Sunday, December 5, 2010

About Dream and Death

and when your family and dream gone in the same day, what would you do?

Via twitter 15 nov 2010, 11:22 pm

@dew_miauw

Agustus 2007

Aku melihat sebuah pengumuman beasiswa yang dipasang di papan pengumuman kampusku. Sungguh menarik, tapi kok persyaratannya minimal semester 5? Oke, berarti aku harus menanti 4 semester lagi untuk bisa mandaftar beasiswa itu.

November 2010

Aku mencoba mendaftar beasiswa itu. And the rest, I’ve told you before in my earlier blog post.

Oktober 2010

Akhirnya kuputuskan untuk kembali mencoba meraih beasiswa yang gagal kuraih tahun lalu. Semua dokumen dan syarat yang diperlukan sudah kupersiapkan. Toefl score? Ah, untung hasil tes tahun kemarin masih bisa digunakan. H-2 dari tenggat waktu yang ditentukan panitia, kukirim dokumen itu ke Jakarta dengan penuh harap. Kalau tahun kemaren karena kecerobohanku sendiri aku gagal masuk tahap wawancara, paling ga kali ini aku harus bisa sampai tahap itu.
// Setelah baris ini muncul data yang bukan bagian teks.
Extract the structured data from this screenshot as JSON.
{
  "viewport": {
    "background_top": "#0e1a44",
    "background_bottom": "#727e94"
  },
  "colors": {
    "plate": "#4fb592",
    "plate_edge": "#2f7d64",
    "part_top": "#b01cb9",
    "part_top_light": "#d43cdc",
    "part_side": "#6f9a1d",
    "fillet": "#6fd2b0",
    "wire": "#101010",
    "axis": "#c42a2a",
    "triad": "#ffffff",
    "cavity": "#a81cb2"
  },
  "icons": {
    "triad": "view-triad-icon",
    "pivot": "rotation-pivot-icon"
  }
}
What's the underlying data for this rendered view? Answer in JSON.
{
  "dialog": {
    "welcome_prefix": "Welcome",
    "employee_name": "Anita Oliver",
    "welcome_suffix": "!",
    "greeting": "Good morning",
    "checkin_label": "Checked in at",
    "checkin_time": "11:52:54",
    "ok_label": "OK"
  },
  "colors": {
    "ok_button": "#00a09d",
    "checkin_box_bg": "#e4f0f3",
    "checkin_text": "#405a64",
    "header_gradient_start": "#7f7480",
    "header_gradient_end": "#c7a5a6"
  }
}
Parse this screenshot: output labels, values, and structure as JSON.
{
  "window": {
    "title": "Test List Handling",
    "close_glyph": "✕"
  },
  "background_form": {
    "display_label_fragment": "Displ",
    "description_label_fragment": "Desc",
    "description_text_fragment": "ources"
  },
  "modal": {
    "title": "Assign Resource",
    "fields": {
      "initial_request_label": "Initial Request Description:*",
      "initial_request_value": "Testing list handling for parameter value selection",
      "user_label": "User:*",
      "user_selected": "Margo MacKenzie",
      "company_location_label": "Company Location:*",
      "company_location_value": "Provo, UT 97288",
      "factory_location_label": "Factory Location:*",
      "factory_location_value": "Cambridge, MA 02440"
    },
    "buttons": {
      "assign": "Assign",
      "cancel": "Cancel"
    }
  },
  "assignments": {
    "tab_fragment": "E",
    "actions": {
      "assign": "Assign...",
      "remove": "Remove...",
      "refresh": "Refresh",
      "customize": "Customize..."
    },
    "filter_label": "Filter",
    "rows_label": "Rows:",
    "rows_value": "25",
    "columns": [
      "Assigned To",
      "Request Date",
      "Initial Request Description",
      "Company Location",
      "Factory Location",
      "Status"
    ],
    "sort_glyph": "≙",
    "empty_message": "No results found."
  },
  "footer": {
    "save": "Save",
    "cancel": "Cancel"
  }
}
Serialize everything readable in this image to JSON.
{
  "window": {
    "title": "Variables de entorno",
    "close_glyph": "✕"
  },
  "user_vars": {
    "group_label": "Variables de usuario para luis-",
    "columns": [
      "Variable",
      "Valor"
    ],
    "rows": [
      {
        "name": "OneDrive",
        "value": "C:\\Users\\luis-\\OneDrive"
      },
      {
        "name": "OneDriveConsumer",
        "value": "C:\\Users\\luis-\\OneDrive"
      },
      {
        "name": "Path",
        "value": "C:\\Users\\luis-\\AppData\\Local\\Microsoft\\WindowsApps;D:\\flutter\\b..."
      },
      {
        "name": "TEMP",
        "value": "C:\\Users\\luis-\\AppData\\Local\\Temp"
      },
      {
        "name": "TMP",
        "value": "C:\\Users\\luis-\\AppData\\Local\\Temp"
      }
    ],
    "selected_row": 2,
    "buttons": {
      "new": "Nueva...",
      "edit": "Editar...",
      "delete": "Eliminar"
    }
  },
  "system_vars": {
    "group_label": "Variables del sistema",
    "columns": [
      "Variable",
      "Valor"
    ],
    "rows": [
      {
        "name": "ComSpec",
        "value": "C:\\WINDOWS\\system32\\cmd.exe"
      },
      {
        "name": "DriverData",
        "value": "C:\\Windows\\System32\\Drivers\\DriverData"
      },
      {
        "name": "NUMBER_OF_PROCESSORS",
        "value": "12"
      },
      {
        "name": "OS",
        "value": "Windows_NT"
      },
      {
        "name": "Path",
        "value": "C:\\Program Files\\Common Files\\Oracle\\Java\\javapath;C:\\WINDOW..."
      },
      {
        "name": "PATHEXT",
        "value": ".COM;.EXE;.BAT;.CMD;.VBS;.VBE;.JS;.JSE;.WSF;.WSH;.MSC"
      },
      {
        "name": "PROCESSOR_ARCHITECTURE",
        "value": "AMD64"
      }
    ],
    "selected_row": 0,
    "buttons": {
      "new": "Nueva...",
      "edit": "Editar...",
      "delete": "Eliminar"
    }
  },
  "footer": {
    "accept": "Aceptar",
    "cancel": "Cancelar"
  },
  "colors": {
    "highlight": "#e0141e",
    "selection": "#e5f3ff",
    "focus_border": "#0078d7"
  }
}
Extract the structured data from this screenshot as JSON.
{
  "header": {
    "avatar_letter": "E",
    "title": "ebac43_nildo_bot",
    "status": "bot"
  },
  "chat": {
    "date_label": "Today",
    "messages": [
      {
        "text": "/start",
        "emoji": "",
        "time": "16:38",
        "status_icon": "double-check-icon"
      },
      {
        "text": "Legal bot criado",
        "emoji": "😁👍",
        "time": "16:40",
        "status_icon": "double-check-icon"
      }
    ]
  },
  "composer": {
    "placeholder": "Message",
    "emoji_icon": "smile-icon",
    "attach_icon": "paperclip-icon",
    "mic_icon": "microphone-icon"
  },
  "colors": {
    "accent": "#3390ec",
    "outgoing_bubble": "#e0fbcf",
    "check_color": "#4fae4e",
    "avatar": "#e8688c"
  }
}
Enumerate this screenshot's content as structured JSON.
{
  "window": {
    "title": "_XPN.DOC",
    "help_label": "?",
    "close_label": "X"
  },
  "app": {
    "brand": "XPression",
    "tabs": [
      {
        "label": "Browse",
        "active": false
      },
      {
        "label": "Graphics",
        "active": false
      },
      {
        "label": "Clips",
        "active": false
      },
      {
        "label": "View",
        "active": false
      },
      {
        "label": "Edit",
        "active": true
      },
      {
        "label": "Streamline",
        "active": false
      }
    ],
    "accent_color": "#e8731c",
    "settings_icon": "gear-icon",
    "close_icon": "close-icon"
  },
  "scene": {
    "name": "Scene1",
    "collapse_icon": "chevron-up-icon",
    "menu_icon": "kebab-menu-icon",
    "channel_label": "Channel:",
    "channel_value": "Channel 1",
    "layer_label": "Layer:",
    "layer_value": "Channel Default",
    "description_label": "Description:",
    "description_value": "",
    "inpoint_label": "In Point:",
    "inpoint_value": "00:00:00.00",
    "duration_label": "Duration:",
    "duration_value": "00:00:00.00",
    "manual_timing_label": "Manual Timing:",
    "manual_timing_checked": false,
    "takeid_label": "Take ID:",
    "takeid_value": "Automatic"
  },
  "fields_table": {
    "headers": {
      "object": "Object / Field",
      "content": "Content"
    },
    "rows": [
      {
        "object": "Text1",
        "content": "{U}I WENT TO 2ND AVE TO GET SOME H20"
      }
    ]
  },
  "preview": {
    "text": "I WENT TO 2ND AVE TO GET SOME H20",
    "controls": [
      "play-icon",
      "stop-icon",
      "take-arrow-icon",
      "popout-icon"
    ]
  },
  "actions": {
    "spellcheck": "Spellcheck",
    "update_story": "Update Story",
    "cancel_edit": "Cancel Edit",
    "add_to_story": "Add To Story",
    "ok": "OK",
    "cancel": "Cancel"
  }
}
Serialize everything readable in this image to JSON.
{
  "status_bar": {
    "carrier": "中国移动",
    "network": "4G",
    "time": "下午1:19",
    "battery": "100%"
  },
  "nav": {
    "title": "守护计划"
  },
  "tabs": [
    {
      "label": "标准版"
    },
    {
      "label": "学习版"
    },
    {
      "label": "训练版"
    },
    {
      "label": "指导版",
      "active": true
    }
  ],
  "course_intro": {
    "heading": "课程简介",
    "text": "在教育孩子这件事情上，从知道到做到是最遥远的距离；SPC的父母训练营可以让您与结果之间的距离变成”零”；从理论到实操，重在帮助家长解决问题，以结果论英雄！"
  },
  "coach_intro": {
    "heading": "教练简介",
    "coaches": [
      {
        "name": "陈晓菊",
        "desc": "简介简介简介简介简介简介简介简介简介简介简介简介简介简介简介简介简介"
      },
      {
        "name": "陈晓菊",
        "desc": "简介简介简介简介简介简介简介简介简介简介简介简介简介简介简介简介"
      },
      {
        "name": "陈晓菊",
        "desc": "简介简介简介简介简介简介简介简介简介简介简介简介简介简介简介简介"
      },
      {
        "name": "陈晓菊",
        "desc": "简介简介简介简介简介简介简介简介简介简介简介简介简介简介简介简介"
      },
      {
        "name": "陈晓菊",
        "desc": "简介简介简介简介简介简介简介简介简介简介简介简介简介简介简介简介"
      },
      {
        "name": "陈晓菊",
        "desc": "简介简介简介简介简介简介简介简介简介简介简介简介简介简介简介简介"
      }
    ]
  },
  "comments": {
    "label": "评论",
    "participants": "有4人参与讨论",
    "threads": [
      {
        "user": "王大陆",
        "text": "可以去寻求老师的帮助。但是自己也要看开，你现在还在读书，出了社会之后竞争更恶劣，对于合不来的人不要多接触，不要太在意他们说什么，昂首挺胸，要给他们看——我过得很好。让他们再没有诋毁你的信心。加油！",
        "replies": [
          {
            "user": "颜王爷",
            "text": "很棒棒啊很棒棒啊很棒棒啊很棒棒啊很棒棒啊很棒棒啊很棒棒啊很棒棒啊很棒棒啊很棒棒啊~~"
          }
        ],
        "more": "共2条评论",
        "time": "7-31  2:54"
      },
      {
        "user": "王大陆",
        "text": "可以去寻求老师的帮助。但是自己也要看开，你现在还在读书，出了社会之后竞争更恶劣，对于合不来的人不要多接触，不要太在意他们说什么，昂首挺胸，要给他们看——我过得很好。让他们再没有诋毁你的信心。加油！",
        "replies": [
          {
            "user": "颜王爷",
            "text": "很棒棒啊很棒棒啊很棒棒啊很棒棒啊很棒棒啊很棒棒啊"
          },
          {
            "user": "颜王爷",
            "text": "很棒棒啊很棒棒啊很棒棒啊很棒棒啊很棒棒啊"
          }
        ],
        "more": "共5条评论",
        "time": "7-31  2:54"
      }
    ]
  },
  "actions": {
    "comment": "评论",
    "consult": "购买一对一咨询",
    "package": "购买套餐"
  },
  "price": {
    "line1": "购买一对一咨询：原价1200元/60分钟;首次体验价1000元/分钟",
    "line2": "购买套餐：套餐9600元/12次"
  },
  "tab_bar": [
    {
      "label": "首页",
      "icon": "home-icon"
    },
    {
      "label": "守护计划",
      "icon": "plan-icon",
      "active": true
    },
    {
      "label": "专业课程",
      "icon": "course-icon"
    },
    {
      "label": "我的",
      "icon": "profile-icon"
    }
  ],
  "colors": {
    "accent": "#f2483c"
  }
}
Setauku panggilan wawancara akan diterima 1 sampai 2 minggu setelah dokumen dikirim. Aku pun menanti telepon itu. Tentu sudah aku pastikan kalau nomor yang aku masukkan benar. Selang 2 minggu dari pengiriman dokumen, hpku tetap tak menerima telepon itu. Ah sudahlah, barangkali memang aku ga lolos tahap pertama. Pikirku waktu itu.

11 November 2010

Hpku berbunyi tanda telepon masuk. Dan ternyata nomor Jakarta yang meneleponku. Dan ternyata lagi adalah nomor dari institusi yang mengadakan beasiswa itu. Ah, alhamdulillah aku dapat panggilan wawancara itu. Senin, 15 November 2010 jam 9 di Universitas Sanata Darma Jogja.

14 November 2010

Peta Jogja sudah ditangan. Perjalanan akan dimulai dari stasiun purwosari lalu turun di stasiun Lempuyangan. Dari sana cari ojek untuk sampai ke lokasi tujuan. Ya ya, aku pasti bisa dan berani pergi sendiri.

15 November 2010

Ketika adzan Subuh berkumandang

Bapak menuju kamar nenek, rutinitas biasa yang bapak lakukan untuk mengecek apakah nenek perlu bantuan atau tidak. Tapi saat itu berbeda, nenek hanya diam. Tak bernafas.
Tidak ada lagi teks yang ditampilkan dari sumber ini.